After sustained criticism, India will retain its £280m aid budget. Another major beneficiary of the streamlined aid budget is Ethiopia, which will become the UK's biggest aid recipient by 2014, making . Kenya and Rwanda will also see hikes in UK aid.
Fragile states will receive 30% of the overall UK aid budget, a total of around £3.8m by 2014. Pakistan, Nigeria, Somalia, the Democratic Republic of Congo and Yemen will see the biggest percentage increase.

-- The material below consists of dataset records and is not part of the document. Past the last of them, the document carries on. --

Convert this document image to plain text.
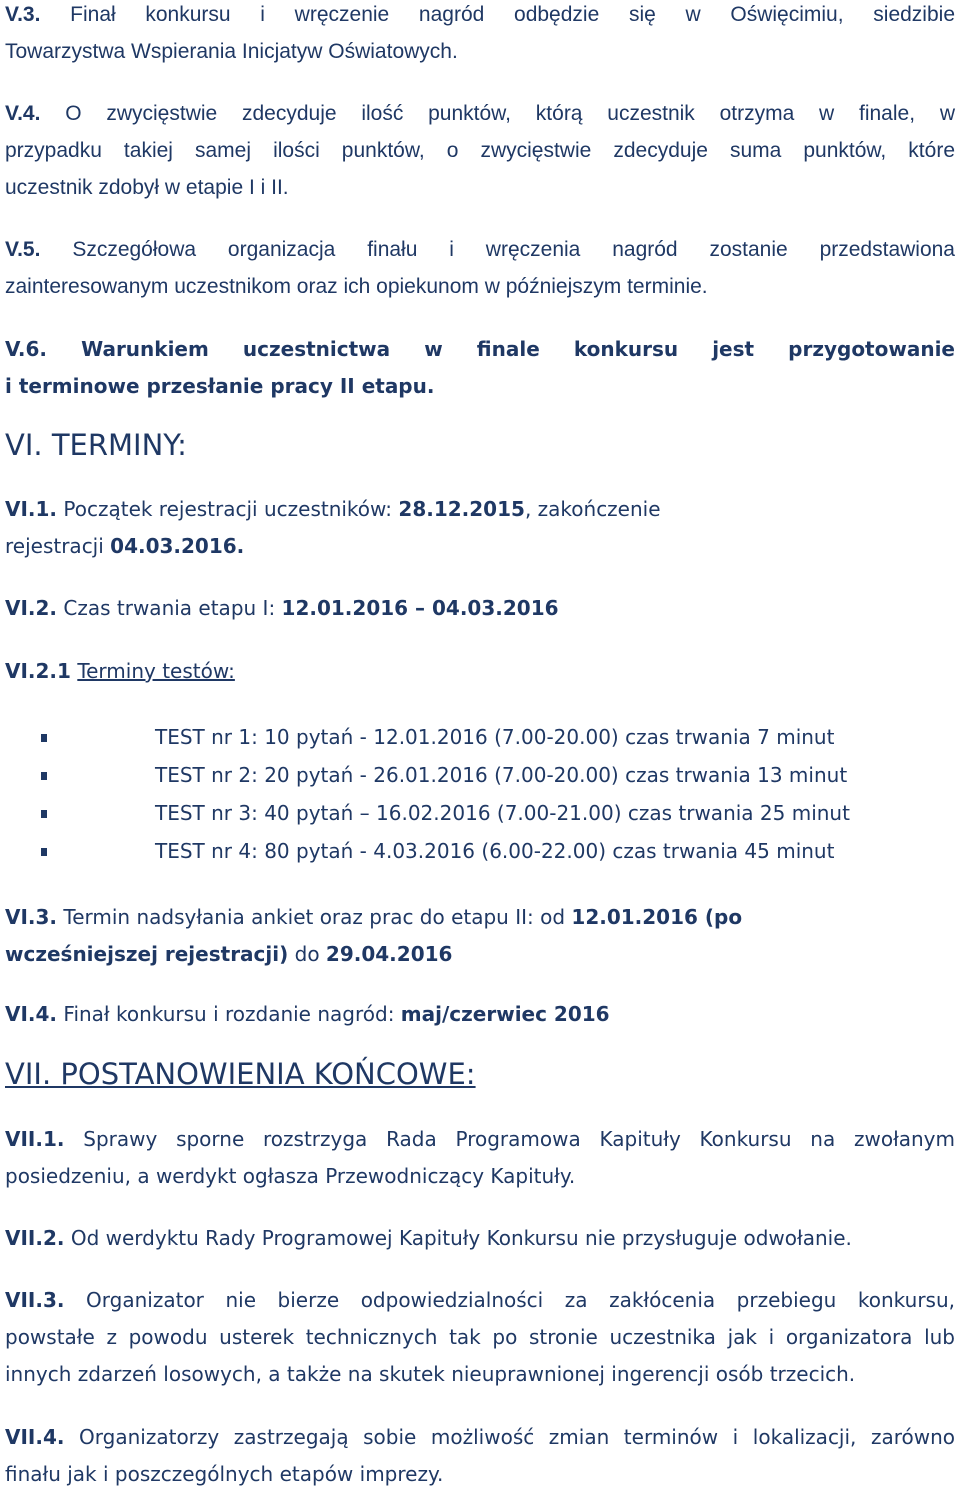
V.3. Finał konkursu i wręczenie nagród odbędzie się w Oświęcimiu, siedzibie
Towarzystwa Wspierania Inicjatyw Oświatowych.
V.4. O zwycięstwie zdecyduje ilość punktów, którą uczestnik otrzyma w finale, w
przypadku takiej samej ilości punktów, o zwycięstwie zdecyduje suma punktów, które
uczestnik zdobył w etapie I i II.
V.5. Szczegółowa organizacja finału i wręczenia nagród zostanie przedstawiona
zainteresowanym uczestnikom oraz ich opiekunom w późniejszym terminie.
V.6. Warunkiem uczestnictwa w finale konkursu jest przygotowanie
i terminowe przesłanie pracy II etapu.
VI. TERMINY:
VI.1. Początek rejestracji uczestników: 28.12.2015, zakończenie
rejestracji 04.03.2016.
VI.2. Czas trwania etapu I: 12.01.2016 – 04.03.2016
VI.2.1 Terminy testów:
TEST nr 1: 10 pytań - 12.01.2016 (7.00-20.00) czas trwania 7 minut
TEST nr 2: 20 pytań - 26.01.2016 (7.00-20.00) czas trwania 13 minut
TEST nr 3: 40 pytań – 16.02.2016 (7.00-21.00) czas trwania 25 minut
TEST nr 4: 80 pytań - 4.03.2016 (6.00-22.00) czas trwania 45 minut
VI.3. Termin nadsyłania ankiet oraz prac do etapu II: od 12.01.2016 (po
wcześniejszej rejestracji) do 29.04.2016
VI.4. Finał konkursu i rozdanie nagród: maj/czerwiec 2016
VII. POSTANOWIENIA KOŃCOWE:
VII.1. Sprawy sporne rozstrzyga Rada Programowa Kapituły Konkursu na zwołanym
posiedzeniu, a werdykt ogłasza Przewodniczący Kapituły.
VII.2. Od werdyktu Rady Programowej Kapituły Konkursu nie przysługuje odwołanie.
VII.3. Organizator nie bierze odpowiedzialności za zakłócenia przebiegu konkursu,
powstałe z powodu usterek technicznych tak po stronie uczestnika jak i organizatora lub
innych zdarzeń losowych, a także na skutek nieuprawnionej ingerencji osób trzecich.
VII.4. Organizatorzy zastrzegają sobie możliwość zmian terminów i lokalizacji, zarówno
finału jak i poszczególnych etapów imprezy.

On BBC Radio 4's Today programme Julian Oram, head of policy at the World Development Movement, said the emphasis on fragile states was feeding concern about the direction the government is taking with the aid review.
"What we are concerned about is the focus on a smaller number of countries, which actually takes money away from some of the world's poorest countries, like Niger, Angola and Cambodia, and channels it into countries where there is deemed to be a higher security risk to the UK," he said. "The securitisation of aid is a real concern under the outcomes of this review."
Aid and anti-poverty agency ActionAid has also expressed concern, stating that UK aid must always prioritise poverty above its national security interests.
"At the moment all the signs are that the government is committed to channelling funds into the right kind of programmes, targeting poverty and essential services in these so-called fragile states, which are home to some of the most vulnerable in the world," said Dorcas Erskine, head of policy at ActionAid. "However, the proof will be in the pudding with this one and we won't know the real details until the country programmes are announced later this year. Local and civilian, and not military, players must always deliver this aid."
While ActionAid welcomed the government's specific outlining of a focus on women and girls, and an emphasis on land rights and wealth creation, Erskine said a focus on results must not dwarf more complex and less easily quantifiable work on more complex issues such as violence against women.
She also said that a focus on fragile states must not endanger money allocated to poor but more stable countries, particularly in Africa.
If the government is going to cut aid to countries like Niger and Burundi, there must be a clearly thought-out rationale behind these decisions, and the phase-out of financial support must be done in a way that does not damage the country's most vulnerable.
However, Lawrence Haddad, from the Institute of Development, who assisted DfID's multilateral aid review, said he was confident the review was focusing on the right areas.
He said that despite the emphasis on fragile states, 55% of the bilateral spending was committed to achieving the UN's millennium development goals, with targets on sanitation, health and education.
"Yes, we're spending a lot of money on Pakistan, but if it's being spent on girl's education then it's also doubling as an MDG agenda," he says. "If you look at country-by-country spending, you've got 55% on delivering the MDG targets, 20% on wealth creation, and 18% on governance and security, which I feel is striking the right balance."
Instead of an overhaul of UK aid, Haddad sees the review as an evolution rather than a revolution of what had come before.
"I think the winners of this process are those organisations who have shown they have a proven capacity to deliver real results, and the losers are those who have not recognised they have to be better at marshalling their evidence that the money will create more change," he says. "I think we have every reason to be optimistic that this review will see UK aid have a very positive global impact."